The rest of this post is about some technical updates to the sfomuseum/go-embeddingsdb package. If that doesn’t interest you or you are using another vector database to index and query vector embeddings, you can stop reading now.
Updates to the go-embeddingsdb package

In the example above vector embeddings are imported into an embeddingsdb instance using a tool called parquet-import. This, along with a corresponding parquet-export tool, is a new addition to the sfomuseum/go-embeddingsdb package. There are two other notable additions:
sqlite-vec
There is now a SQLite-based implementation of the go-embeddingsdb/database.Database interface, for managing embeddings, using the sqlite-vec extension. While the DuckDB implementation is generally faster than the SQLite implementation, the former also requires that all your data be stored in memory. That data is periodically exported to disk in order that it may be re-imported without indexing all the data from scratch but it takes a noticeable amount of time to import that data at startup time. The SQLite implementation, while slower, stores (and reads) all its data from disk.
go-embeddings
The go-embeddingsdb package has also been updated to use the sfomuseum/go-embeddings package to derive embeddings. As a reminder: embeddingsdb only handles storing, indexing and querying vector embeddings. It does not handle the job of producing embeddings. It is unfortunate that both packages have names that sound so much alike. That may change in time.

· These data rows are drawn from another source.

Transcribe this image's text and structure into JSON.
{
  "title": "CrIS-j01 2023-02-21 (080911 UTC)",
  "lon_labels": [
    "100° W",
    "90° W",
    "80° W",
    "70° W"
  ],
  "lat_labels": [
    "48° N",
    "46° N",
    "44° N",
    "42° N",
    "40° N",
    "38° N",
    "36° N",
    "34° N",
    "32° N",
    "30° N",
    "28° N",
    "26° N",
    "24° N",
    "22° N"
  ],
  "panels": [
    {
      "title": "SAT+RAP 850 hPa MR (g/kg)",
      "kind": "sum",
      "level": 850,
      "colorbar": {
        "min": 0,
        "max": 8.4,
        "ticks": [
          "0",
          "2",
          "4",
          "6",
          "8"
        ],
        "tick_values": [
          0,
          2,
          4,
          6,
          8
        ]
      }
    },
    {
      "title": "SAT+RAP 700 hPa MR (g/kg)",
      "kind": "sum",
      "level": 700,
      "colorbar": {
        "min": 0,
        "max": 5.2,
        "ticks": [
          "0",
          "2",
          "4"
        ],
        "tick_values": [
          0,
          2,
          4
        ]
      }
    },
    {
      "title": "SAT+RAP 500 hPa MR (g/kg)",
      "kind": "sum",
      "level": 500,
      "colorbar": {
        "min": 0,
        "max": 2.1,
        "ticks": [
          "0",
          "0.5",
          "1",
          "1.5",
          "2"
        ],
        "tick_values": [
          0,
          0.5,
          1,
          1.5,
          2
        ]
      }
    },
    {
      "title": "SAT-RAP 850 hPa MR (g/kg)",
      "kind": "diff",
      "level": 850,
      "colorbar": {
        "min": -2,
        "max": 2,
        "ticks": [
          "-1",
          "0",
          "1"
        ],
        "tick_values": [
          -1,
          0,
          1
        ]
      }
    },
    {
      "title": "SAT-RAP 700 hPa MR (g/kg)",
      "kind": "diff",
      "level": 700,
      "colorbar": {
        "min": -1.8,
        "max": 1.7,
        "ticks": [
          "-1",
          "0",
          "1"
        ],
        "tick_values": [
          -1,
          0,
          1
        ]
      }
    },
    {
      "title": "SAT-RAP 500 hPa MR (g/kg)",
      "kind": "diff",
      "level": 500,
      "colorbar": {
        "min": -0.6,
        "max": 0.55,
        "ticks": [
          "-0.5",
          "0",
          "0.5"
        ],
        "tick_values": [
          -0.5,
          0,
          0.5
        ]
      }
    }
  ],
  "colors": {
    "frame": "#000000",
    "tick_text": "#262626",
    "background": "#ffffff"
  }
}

The go-embeddings package defines a high-level Embedder interface which is then implemented by a number of different “providers” (described below). The interface itself looks like this:
// Embedder defines an interface for generating (vector) embeddings
type Embedder[T Float] interface {
TextEmbeddings(context.Context, *EmbeddingsRequest) (EmbeddingsResponse[T], error)
ImageEmbeddings(context.Context, *EmbeddingsRequest) (EmbeddingsResponse[T], error)
}
By default the package exports implementations for the following providers:
encoderfile://
Derive vector embeddings from an instance of the Mozilla encoderfile application, running as an HTTP server.
mlxclip://
Derive vector embeddings from a Python script using the harperreed/mlx_clip library which emits JSON-encoded embeddings to STDOUT.
mobileclip://
Derive vector embeddings from the MobileCLIP models exposed via an instance of the sfomuseum/swift-mobileclip gRPC endpoint. I wrote about this provider in depth in the “Similar object images derived using the MobileCLIP computer-vision models” blog post.
ollama://
Derive vector embeddings from an instance of the Ollama application.
openclip://
Derive vector embeddings from a web service exposing the OpenCLIP model and library.
Note that not all of these providers support generating image embeddings. When in doubt the easiest thing to get started with is the sfomuseum/swift-mobileclip package.